In the 2010s, once filming yourself going about your day-to-day was normalised, the ‘challenge’ became commonplace, the internet full of users dumping buckets of ice water over their heads, choking on cinnamon or eating laundry-detergent pods. Those seeking to monetise these challenges took them to the extreme. Inspired by the Sandra Bullock movie Bird Box (2018), they drove their cars blindfolded or, more inexplicably, climbed precarious stacks of milk crates. Just like Buster Keaton a century prior, people were breaking their bones for our entertainment.
A strange nihilism emerged online, most typified by famed internet douche Logan Paul, who posted everything from tasering rats and setting his own furniture alight to filming victims of suicide for attention. This culminated in his 2021 televised ‘exhibition bout’ with the boxing World Champion Floyd Mayweather, where over a million people paid to watch a live feed of Paul being repeatedly punched by the athlete. But Paul was not alone in putting his body on the line for highly profitable content; amateur climbers Vitaliy Raskalov and Vadim Makhorov, for example, ascended to the top of the 632m Shanghai Tower without safety equipment. The GoPro footage of their antics surpassed 73 million views and landed them corporate sponsorship deals with brands like North Face. This foolhardy attitude dominates among those hunting down internet fame. The numbers of people who get injured or die in pursuit of engagement is staggering: they fall off buildings, drown mid-selfie and plummet into ravines in their desperation for ever more clicks.

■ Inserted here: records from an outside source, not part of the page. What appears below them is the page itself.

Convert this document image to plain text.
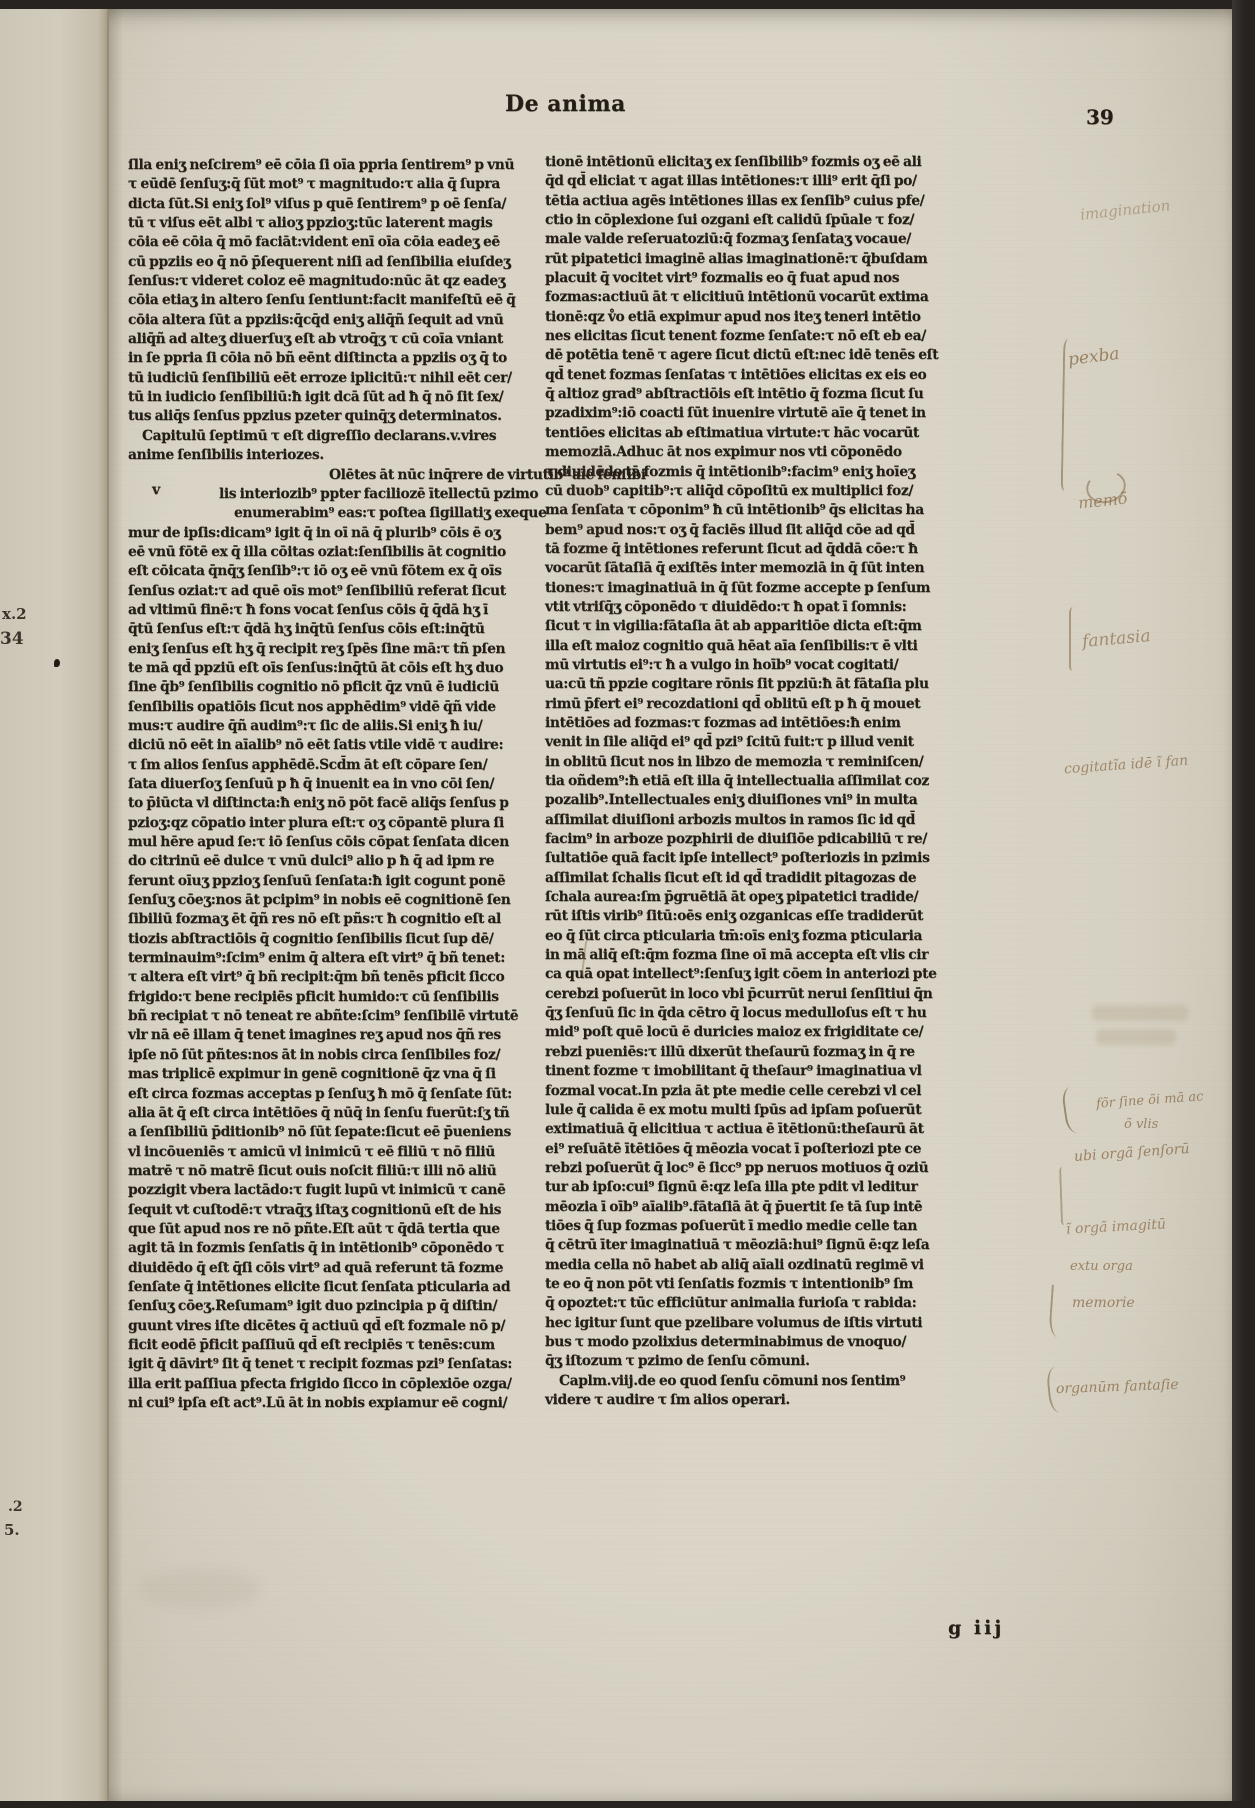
x.2
34
.2
5.
De anima	39
ſlla eniʒ neſcirem⁹ eē cōia ſi oīa ppria ſentirem⁹ p vnū
τ eūdē ſenſuʒ:q̄ ſūt mot⁹ τ magnitudo:τ alia q̄ ſupra
dicta ſūt.Si eniʒ ſol⁹ viſus p quē ſentirem⁹ p oē ſenſa/
tū τ viſus eēt albi τ alioʒ ppzioʒ:tūc laterent magis
cōia eē cōia q̄ mō faciāt:vident enī oīa cōia eadeʒ eē
cū ppziis eo q̄ nō p̄ſequerent niſi ad ſenſibilia eiuſdeʒ
ſenſus:τ videret coloz eē magnitudo:nūc āt qz eadeʒ
cōia etiaʒ in altero ſenſu ſentiunt:facit manifeſtū eē q̄
cōia altera ſūt a ppziis:q̄cq̄d eniʒ aliq̄ñ ſequit ad vnū
aliq̄ñ ad alteʒ diuerſuʒ eſt ab vtroq̄ʒ τ cū coīa vniant
in ſe ppria ſi cōia nō bñ eēnt diſtincta a ppziis oʒ q̄ to
tū iudiciū ſenſibiliū eēt erroze iplicitū:τ nihil eēt cer/
tū in iudicio ſenſibiliū:ħ igit dcā ſūt ad ħ q̄ nō ſit ſex/
tus aliq̄s ſenſus ppzius pzeter quinq̄ʒ determinatos.
Capitulū ſeptimū τ eſt digreſſio declarans.v.vires
anime ſenſibilis interiozes.
Olētes āt nūc inq̄rere de virtutib⁹ aīe ſenſibi
lis interiozib⁹ ppter faciliozē ītellectū pzimo
enumerabim⁹ eas:τ poſtea ſigillatiʒ exeque
mur de ipſis:dicam⁹ igit q̄ in oī nā q̄ plurib⁹ cōis ē oʒ
eē vnū fōtē ex q̄ illa cōitas oziat:ſenſibilis āt cognitio
eſt cōicata q̄nq̄ʒ ſenſib⁹:τ iō oʒ eē vnū fōtem ex q̄ oīs
ſenſus oziat:τ ad quē oīs mot⁹ ſenſibiliū referat ſicut
ad vltimū finē:τ ħ fons vocat ſenſus cōis q̄ q̄dā hʒ ī
q̄tū ſenſus eſt:τ q̄dā hʒ inq̄tū ſenſus cōis eſt:inq̄tū
eniʒ ſenſus eſt hʒ q̄ recipit reʒ ſpēs ſine mā:τ tñ pſen
te mā qd̄ ppziū eſt oīs ſenſus:inq̄tū āt cōis eſt hʒ duo
ſine q̄b⁹ ſenſibilis cognitio nō pficit q̄z vnū ē iudiciū
ſenſibilis opatiōis ſicut nos apphēdim⁹ vidē q̄ñ vide
mus:τ audire q̄ñ audim⁹:τ ſic de aliis.Si eniʒ ħ iu/
diciū nō eēt in aīalib⁹ nō eēt ſatis vtile vidē τ audire:
τ ſm alios ſenſus apphēdē.Scd̄m āt eſt cōpare ſen/
ſata diuerſoʒ ſenſuū p ħ q̄ inuenit ea in vno cōi ſen/
to p̄iūcta vl diſtincta:ħ eniʒ nō pōt facē aliq̄s ſenſus p
pzioʒ:qz cōpatio inter plura eſt:τ oʒ cōpantē plura ſi
mul hēre apud ſe:τ iō ſenſus cōis cōpat ſenſata dicen
do citrinū eē dulce τ vnū dulci⁹ alio p ħ q̄ ad ipm re
ferunt oīuʒ ppzioʒ ſenſuū ſenſata:ħ igit cogunt ponē
ſenſuʒ cōeʒ:nos āt pcipim⁹ in nobis eē cognitionē ſen
ſibiliū fozmaʒ ēt q̄ñ res nō eſt pñs:τ ħ cognitio eſt al
tiozis abſtractiōis q̄ cognitio ſenſibilis ſicut ſup dē/
terminauim⁹:ſcim⁹ enim q̄ altera eſt virt⁹ q̄ bñ tenet:
τ altera eſt virt⁹ q̄ bñ recipit:q̄m bñ tenēs pficit ſicco
frigido:τ bene recipiēs pficit humido:τ cū ſenſibilis
bñ recipiat τ nō teneat re abñte:ſcim⁹ ſenſibilē virtutē
vlr nā eē illam q̄ tenet imagines reʒ apud nos q̄ñ res
ipſe nō ſūt pñtes:nos āt in nobis circa ſenſibiles foz/
mas triplicē expimur in genē cognitionē q̄z vna q̄ ſi
eſt circa fozmas acceptas p ſenſuʒ ħ mō q̄ ſenſate ſūt:
alia āt q̄ eſt circa intētiōes q̄ nūq̄ in ſenſu fuerūt:ſʒ tñ
a ſenſibiliū p̄ditionib⁹ nō ſūt ſepate:ſicut eē p̄ueniens
vl incōueniēs τ amicū vl inimicū τ eē filiū τ nō filiū
matrē τ nō matrē ſicut ouis noſcit filiū:τ illi nō aliū
pozzigit vbera lactādo:τ fugit lupū vt inimicū τ canē
ſequit vt cuſtodē:τ vtraq̄ʒ iſtaʒ cognitionū eſt de his
que ſūt apud nos re nō pñte.Eſt aūt τ q̄dā tertia que
agit tā in fozmis ſenſatis q̄ in intētionib⁹ cōponēdo τ
diuidēdo q̄ eſt q̄ſi cōis virt⁹ ad quā referunt tā fozme
ſenſate q̄ intētiones elicite ſicut ſenſata pticularia ad
ſenſuʒ cōeʒ.Reſumam⁹ igit duo pzincipia p q̄ diſtin/
guunt vires iſte dicētes q̄ actiuū qd̄ eſt fozmale nō p/
ficit eodē p̄ficit paſſiuū qd̄ eſt recipiēs τ tenēs:cum
igit q̄ dāvirt⁹ ſit q̄ tenet τ recipit fozmas pzi⁹ ſenſatas:
illa erit paſſiua pfecta frigido ſicco in cōplexiōe ozga/
ni cui⁹ ipſa eſt act⁹.Lū āt in nobis expiamur eē cogni/
tionē intētionū elicitaʒ ex ſenſibilib⁹ fozmis oʒ eē ali
q̄d qd̄ eliciat τ agat illas intētiones:τ illi⁹ erit q̄ſi po/
tētia actiua agēs intētiones illas ex ſenſib⁹ cuius pfe/
ctio in cōplexione ſui ozgani eſt calidū ſpūale τ foz/
male valde reſeruatoziū:q̄ fozmaʒ ſenſataʒ vocaue/
rūt pipatetici imaginē alias imaginationē:τ q̄buſdam
placuit q̄ vocitet virt⁹ fozmalis eo q̄ fuat apud nos
fozmas:actiuū āt τ elicitiuū intētionū vocarūt extima
tionē:qz v̊o etiā expimur apud nos iteʒ teneri intētio
nes elicitas ſicut tenent fozme ſenſate:τ nō eſt eb ea/
dē potētia tenē τ agere ſicut dictū eſt:nec idē tenēs eſt
qd̄ tenet fozmas ſenſatas τ intētiōes elicitas ex eis eo
q̄ altioz grad⁹ abſtractiōis eſt intētio q̄ fozma ſicut ſu
pzadixim⁹:iō coacti ſūt inuenire virtutē aīe q̄ tenet in
tentiōes elicitas ab eſtimatiua virtute:τ hāc vocarūt
memoziā.Adhuc āt nos expimur nos vti cōponēdo
τ diuidēdo tā fozmis q̄ intētionib⁹:facim⁹ eniʒ hoīeʒ
cū duob⁹ capitib⁹:τ aliq̄d cōpoſitū ex multiplici foz/
ma ſenſata τ cōponim⁹ ħ cū intētionib⁹ q̄s elicitas ha
bem⁹ apud nos:τ oʒ q̄ faciēs illud ſit aliq̄d cōe ad qd̄
tā fozme q̄ intētiones referunt ſicut ad q̄ddā cōe:τ ħ
vocarūt ſātaſiā q̄ exiſtēs inter memoziā in q̄ ſūt inten
tiones:τ imaginatiuā in q̄ ſūt fozme accepte p ſenſum
vtit vtriſq̄ʒ cōponēdo τ diuidēdo:τ ħ opat ī ſomnis:
ſicut τ in vigilia:fātaſia āt ab apparitiōe dicta eſt:q̄m
illa eſt maioz cognitio quā hēat aīa ſenſibilis:τ ē vlti
mū virtutis ei⁹:τ ħ a vulgo in hoīb⁹ vocat cogitati/
ua:cū tñ ppzie cogitare rōnis ſit ppziū:ħ āt fātaſia plu
rimū p̄fert ei⁹ recozdationi qd̄ oblitū eſt p ħ q̄ mouet
intētiōes ad fozmas:τ fozmas ad intētiōes:ħ enim
venit in ſile aliq̄d ei⁹ qd̄ pzi⁹ ſcitū fuit:τ p illud venit
in oblitū ſicut nos in libzo de memozia τ reminiſcen/
tia oñdem⁹:ħ etiā eſt illa q̄ intellectualia aſſimilat coz
pozalib⁹.Intellectuales eniʒ diuiſiones vni⁹ in multa
aſſimilat diuiſioni arbozis multos in ramos ſic id qd̄
facim⁹ in arboze pozphirii de diuiſiōe pdicabiliū τ re/
ſultatiōe quā facit ipſe intellect⁹ poſteriozis in pzimis
aſſimilat ſchalis ſicut eſt id qd̄ tradidit pitagozas de
ſchala aurea:ſm p̄gruētiā āt opeʒ pipatetici tradide/
rūt iſtis virib⁹ ſitū:oēs eniʒ ozganicas eſſe tradiderūt
eo q̄ ſūt circa pticularia tm̄:oīs eniʒ fozma pticularia
in mā aliq̄ eſt:q̄m fozma ſine oī mā accepta eſt vlis cir
ca quā opat intellect⁹:ſenſuʒ igit cōem in anteriozi pte
cerebzi poſuerūt in loco vbi p̄currūt nerui ſenſitiui q̄n
q̄ʒ ſenſuū ſic in q̄da cētro q̄ locus medulloſus eſt τ hu
mid⁹ poſt quē locū ē duricies maioz ex frigiditate ce/
rebzi pueniēs:τ illū dixerūt theſaurū fozmaʒ in q̄ re
tinent fozme τ imobilitant q̄ theſaur⁹ imaginatiua vl
fozmal vocat.In pzia āt pte medie celle cerebzi vl cel
lule q̄ calida ē ex motu multi ſpūs ad ipſam poſuerūt
extimatiuā q̄ elicitiua τ actiua ē ītētionū:theſaurū āt
ei⁹ reſuātē ītētiōes q̄ mēozia vocat ī poſteriozi pte ce
rebzi poſuerūt q̄ loc⁹ ē ſicc⁹ pp neruos motiuos q̄ oziū
tur ab ipſo:cui⁹ ſignū ē:qz leſa illa pte pdit vl leditur
mēozia ī oīb⁹ aīalib⁹.fātaſiā āt q̄ p̄uertit ſe tā ſup intē
tiōes q̄ ſup fozmas poſuerūt ī medio medie celle tan
q̄ cētrū īter imaginatiuā τ mēoziā:hui⁹ ſignū ē:qz leſa
media cella nō habet ab aliq̄ aīali ozdinatū regimē vi
te eo q̄ non pōt vti ſenſatis fozmis τ intentionib⁹ ſm
q̄ opoztet:τ tūc efficiūtur animalia furioſa τ rabida:
hec igitur ſunt que pzelibare volumus de iſtis virtuti
bus τ modo pzolixius determinabimus de vnoquo/
q̄ʒ iſtozum τ pzimo de ſenſu cōmuni.
Caplm.viij.de eo quod ſenſu cōmuni nos ſentim⁹
videre τ audire τ ſm alios operari.
v
g iij
imagination
pexba
memõ
fantasia
cogitatĩa idē ĩ fan
fõr ſine õi mā ac
õ vlis
ubi orgã ſenſorū
ĩ orgã imagitū
extu orga
memorie
organūm fantaſie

So Nope, while being a glorious puzzle box, is also in many ways a document of the ultimate clash between modern influencer-driven ambition and the success-at-any-cost attitude from the advent of cinema. Without giving away any of its mysteries, much of the film’s plot stems from an innate desire to capture spectacle. The core characters – an acclaimed cinematographer, a conspiracy-loving tech expert, a traumatised former child star, a TMZ paparazzo and a pair of Hollywood horse trainers – are all driven to get that one ‘perfect’ shot. As the film’s Bible-quote title card tells us: ‘I will cast abominable filth upon you, make you vile and make you a spectacle.’ Jordan Peele’s latest taps into a dark desire of filmmaking spectacle that has existed since the 19th century. And if bones need to crunch, blood needs to pour from the sky and valleys need to be filled with a chorus of blood-curdling screams to achieve that spectacle, so be it.